Vibrational spectroscopy of an algal Phot-LOV1 domain probes the molecular changes associated with blue-light reception

Abstract

The LOV1 domain of the blue light Phot1-receptor (phototropin homolog) from Chlamydomonas reinhardtii has been studied by vibrational spectroscopy. The FMN modes of the dark state of LOV1 were identified by preresonance Raman spectroscopy and assigned to molecular vibrations. By comparing the blue-light-induced FTIR difference spectrum with the preresonance Raman spectrum, most of the differences are due to FMN modes. Thus, we exclude large backbone changes of the protein that might occur during the phototransformation of the dark state LOV1-447 into the putative signaling state LOV1-390. Still, the presence of smaller amide difference bands cannot be excluded but may be masked by overlapping FMN modes. The band at 2567 cm(-1) is assigned to the S-H stretching vibration of C57, the residue that forms the transient thio-adduct with the chromophore FMN. The occurrence of this band is evidence that C57 is protonated in the dark state of LOV1. This result challenges conclusions from the homologous LOV2 domain from oat that the thiolate of the corresponding cysteine is the reactive species.

FIGURE 1

The chromophore FMN and the light-induced thiol adduct where the sulfur of C57 is covalently linked to the carbon at position 4a of the isoalloxazine ring.

FIGURE 2

Infrared difference spectra of LOV1 in the S-H stretching region obtained after continuous illumination with blue light. The data shown are a zoom-out from the original spectra that have been recorded across the whole midinfrared range (7000–800 cm⁻¹). The negative band shifts from 2567 cm⁻¹ in H₂O (continuous line) to 1867 cm⁻¹ in D₂O (dashed line) accompanied by a decrease in extinction.
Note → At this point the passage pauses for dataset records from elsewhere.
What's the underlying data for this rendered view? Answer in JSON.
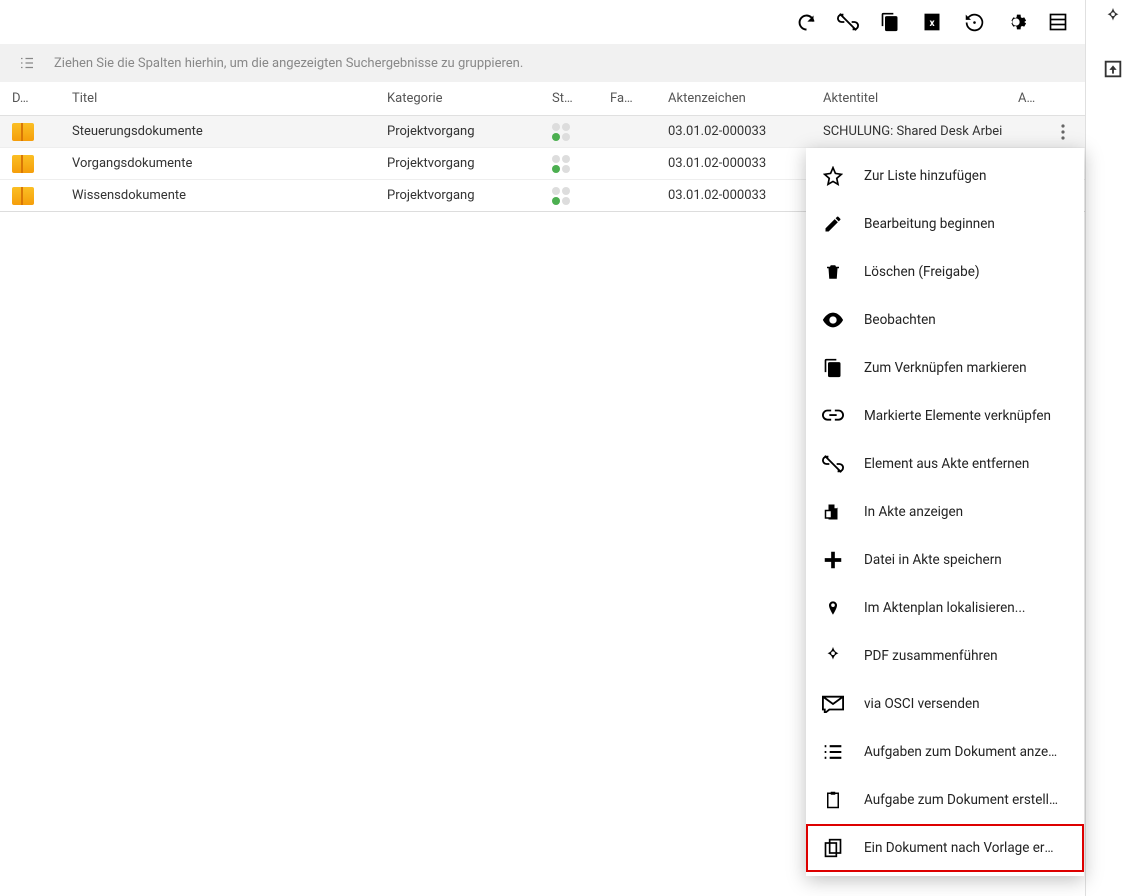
{
  "groupbar": {
    "hint": "Ziehen Sie die Spalten hierhin, um die angezeigten Suchergebnisse zu gruppieren."
  },
  "toolbar": {},
  "columns": {
    "icon": "D…",
    "title": "Titel",
    "category": "Kategorie",
    "st": "St…",
    "fa": "Fa…",
    "az": "Aktenzeichen",
    "at": "Aktentitel",
    "a": "A…"
  },
  "rows": [
    {
      "title": "Steuerungsdokumente",
      "category": "Projektvorgang",
      "az": "03.01.02-000033",
      "at": "SCHULUNG: Shared Desk Arbei",
      "selected": true
    },
    {
      "title": "Vorgangsdokumente",
      "category": "Projektvorgang",
      "az": "03.01.02-000033",
      "at": "",
      "selected": false
    },
    {
      "title": "Wissensdokumente",
      "category": "Projektvorgang",
      "az": "03.01.02-000033",
      "at": "",
      "selected": false
    }
  ],
  "menu": {
    "items": [
      {
        "label": "Zur Liste hinzufügen",
        "icon": "star"
      },
      {
        "label": "Bearbeitung beginnen",
        "icon": "edit"
      },
      {
        "label": "Löschen (Freigabe)",
        "icon": "trash"
      },
      {
        "label": "Beobachten",
        "icon": "eye"
      },
      {
        "label": "Zum Verknüpfen markieren",
        "icon": "paste"
      },
      {
        "label": "Markierte Elemente verknüpfen",
        "icon": "link"
      },
      {
        "label": "Element aus Akte entfernen",
        "icon": "unlink"
      },
      {
        "label": "In Akte anzeigen",
        "icon": "folder"
      },
      {
        "label": "Datei in Akte speichern",
        "icon": "plus"
      },
      {
        "label": "Im Aktenplan lokalisieren...",
        "icon": "pin"
      },
      {
        "label": "PDF zusammenführen",
        "icon": "pdf"
      },
      {
        "label": "via OSCI versenden",
        "icon": "mail"
      },
      {
        "label": "Aufgaben zum Dokument anzei…",
        "icon": "list"
      },
      {
        "label": "Aufgabe zum Dokument erstell…",
        "icon": "clipboard"
      },
      {
        "label": "Ein Dokument nach Vorlage ers…",
        "icon": "copy",
        "highlight": true
      }
    ]
  }
}
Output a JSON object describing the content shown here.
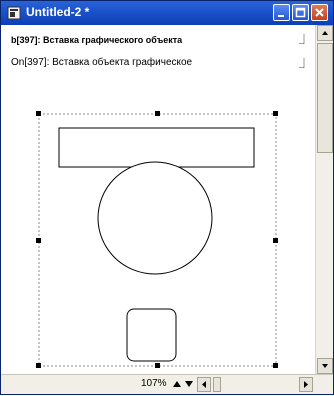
{
  "window": {
    "title": "Untitled-2 *"
  },
  "content": {
    "status_line_1": "b[397]: Вставка графического объекта",
    "status_line_2": "On[397]: Вставка объекта графическое",
    "corner_mark_1": "⏌",
    "corner_mark_2": "⏌"
  },
  "statusbar": {
    "zoom": "107%"
  }
}
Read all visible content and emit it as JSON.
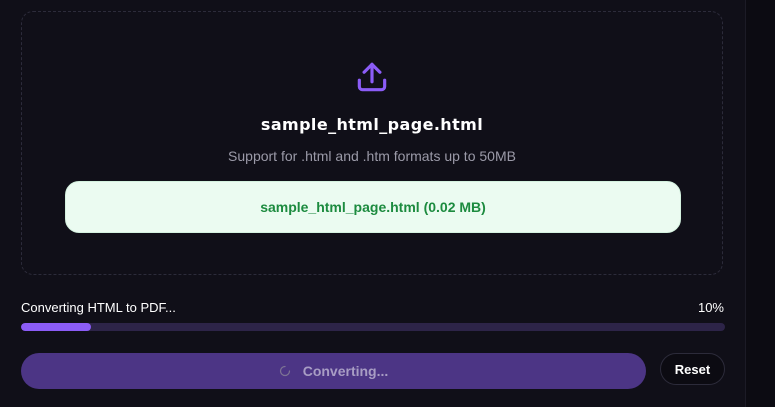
{
  "upload": {
    "icon": "upload-icon",
    "file_title": "sample_html_page.html",
    "support_text": "Support for .html and .htm formats up to 50MB",
    "selected_file": "sample_html_page.html (0.02 MB)"
  },
  "progress": {
    "label": "Converting HTML to PDF...",
    "percent_text": "10%",
    "value": 0.1
  },
  "actions": {
    "convert_label": "Converting...",
    "convert_icon": "spinner-icon",
    "reset_label": "Reset"
  },
  "colors": {
    "accent": "#8b5cf6",
    "success_text": "#1c8b3f",
    "success_bg": "#ebfbf1",
    "background": "#100f18"
  }
}
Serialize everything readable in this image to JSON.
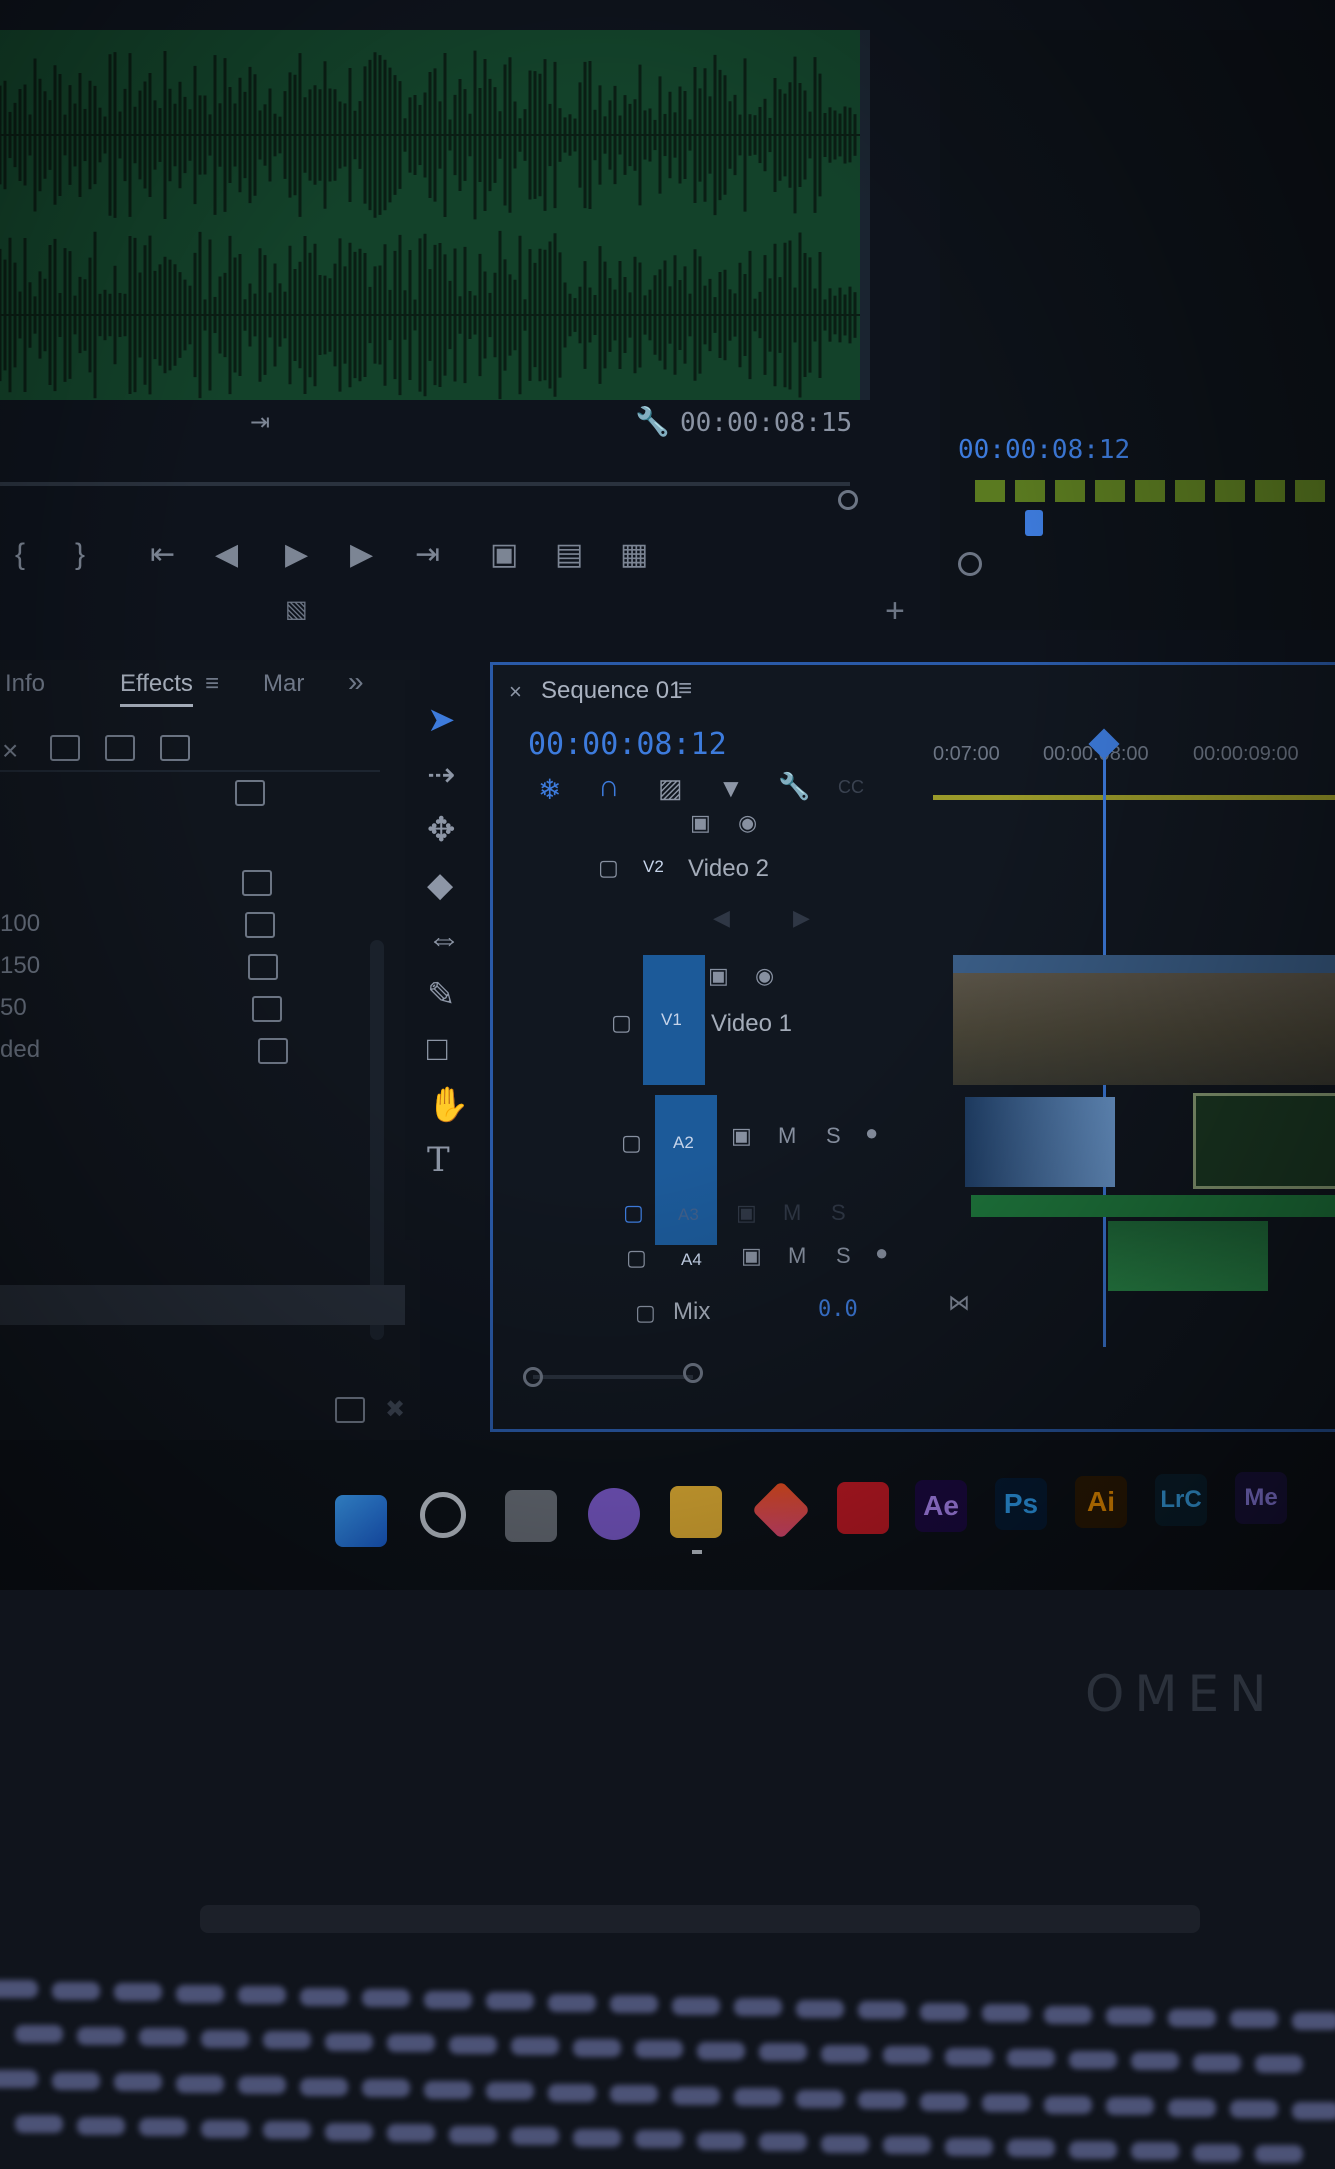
{
  "source_monitor": {
    "timecode": "00:00:08:15"
  },
  "program_monitor": {
    "timecode": "00:00:08:12"
  },
  "effects_panel": {
    "tabs": [
      "Info",
      "Effects",
      "Mar"
    ],
    "overflow_icon": "double-chevron-right-icon",
    "list_partial": [
      "100",
      "150",
      "50",
      "ded"
    ]
  },
  "timeline": {
    "sequence_name": "Sequence 01",
    "timecode": "00:00:08:12",
    "ruler_labels": [
      "0:07:00",
      "00:00:08:00",
      "00:00:09:00"
    ],
    "tracks": {
      "v2": {
        "tag": "V2",
        "label": "Video 2"
      },
      "v1": {
        "tag": "V1",
        "label": "Video 1"
      },
      "a2": {
        "tag": "A2",
        "m": "M",
        "s": "S"
      },
      "a3": {
        "tag": "A3",
        "m": "M",
        "s": "S"
      },
      "a4": {
        "tag": "A4",
        "m": "M",
        "s": "S"
      },
      "mix": {
        "label": "Mix",
        "value": "0.0"
      }
    }
  },
  "taskbar": {
    "apps": [
      {
        "name": "windows-start-icon",
        "text": ""
      },
      {
        "name": "search-icon",
        "text": ""
      },
      {
        "name": "task-view-icon",
        "text": ""
      },
      {
        "name": "chat-icon",
        "text": ""
      },
      {
        "name": "file-explorer-icon",
        "text": ""
      },
      {
        "name": "office-icon",
        "text": ""
      },
      {
        "name": "mcafee-icon",
        "text": ""
      },
      {
        "name": "after-effects-icon",
        "text": "Ae"
      },
      {
        "name": "photoshop-icon",
        "text": "Ps"
      },
      {
        "name": "illustrator-icon",
        "text": "Ai"
      },
      {
        "name": "lightroom-classic-icon",
        "text": "LrC"
      },
      {
        "name": "media-encoder-icon",
        "text": "Me"
      }
    ]
  },
  "laptop": {
    "brand": "OMEN"
  },
  "colors": {
    "accent_blue": "#3d7bdc",
    "waveform_green": "#13422a",
    "track_blue": "#1c5a99"
  }
}
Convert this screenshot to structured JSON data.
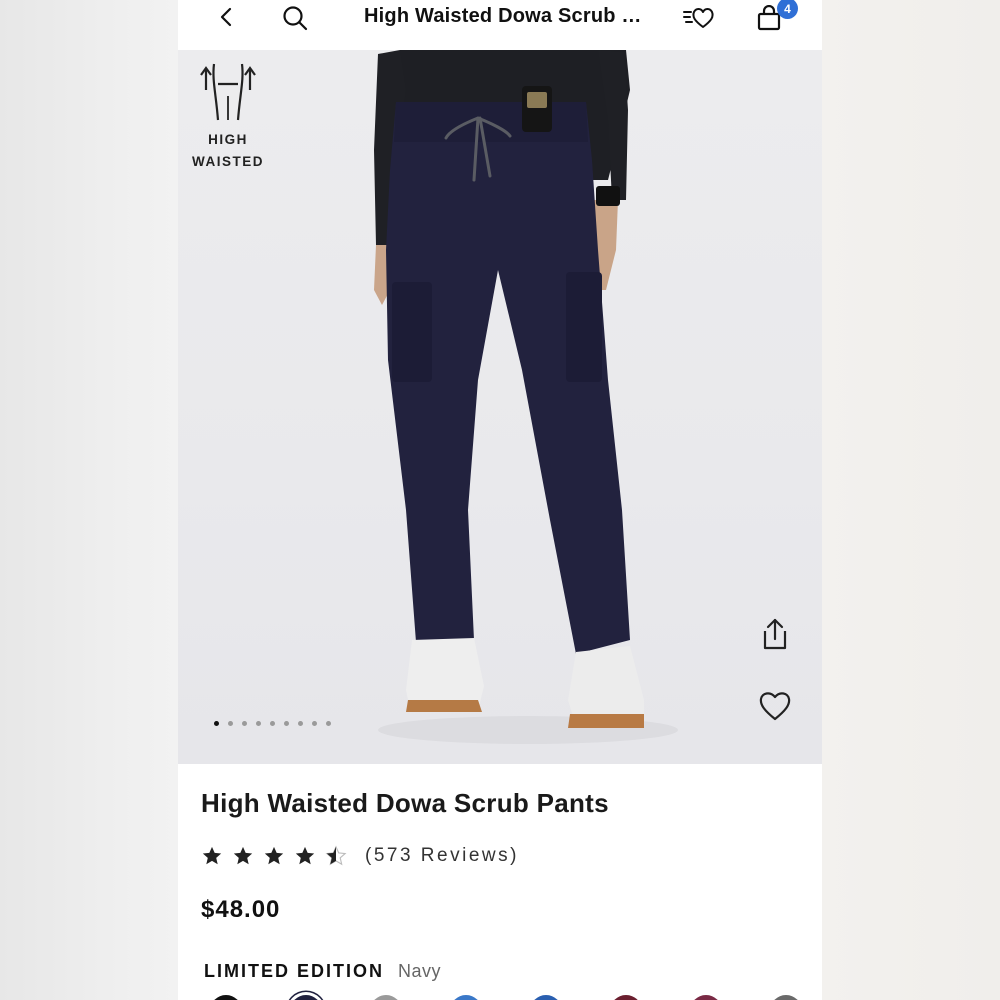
{
  "navbar": {
    "title": "High Waisted Dowa Scrub Pants",
    "cart_count": "4",
    "icons": [
      "chevron-left-icon",
      "search-icon",
      "wishlist-list-icon",
      "cart-icon"
    ]
  },
  "hero": {
    "badge_line1": "HIGH",
    "badge_line2": "WAISTED",
    "image_count": 9,
    "active_image": 1
  },
  "product": {
    "title": "High Waisted Dowa Scrub Pants",
    "rating": 4.5,
    "reviews": "(573 Reviews)",
    "price": "$48.00",
    "edition_label": "LIMITED EDITION",
    "color_name": "Navy"
  },
  "colors": {
    "accent": "#2f6fd6",
    "navy": "#20213f",
    "text": "#111111"
  },
  "swatch_colors": [
    "#111111",
    "#20213f",
    "#9a9a9a",
    "#3a78c8",
    "#2a5fb0",
    "#6b1f2f",
    "#7a2a45",
    "#6a6a6a"
  ]
}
Note the different absorbance scale in the two panels.

FIGURE 3

Light-induced FTIR difference spectra of LOV1. The spectrum of a highly concentrated protein solution in H₂O (continuous line) is overlaid by the spectrum of the protein dissolved in D₂O (dashed line). The indicated frequencies correspond to the measurement in H₂O and are summarized in Table 1.

FIGURE 4

Resonance-Raman spectrum of LOV1 in the unilluminated dark state (top trace). The spectrum has been obtained under preresonant conditions with excitation at 752 nm. For comparison, the Raman spectrum of FMN dissolved in H₂O (middle trace) and of FMN in the solid state (bottom trace) are depicted. Dashed vertical lines correspond to the frequency of those LOV1 bands that are discussed in the text.

FIGURE 5

Comparison of the preresonance-Raman spectrum of the dark state of LOV1 (bottom trace) with the blue-light-induced FTIR difference spectrum. Spectra have been replotted from Figs. 3 and 4. Vertical dashed lines indicate bands of the chromophore of the dark (unilluminated) state of LOV1 that are detected by both vibrational techniques.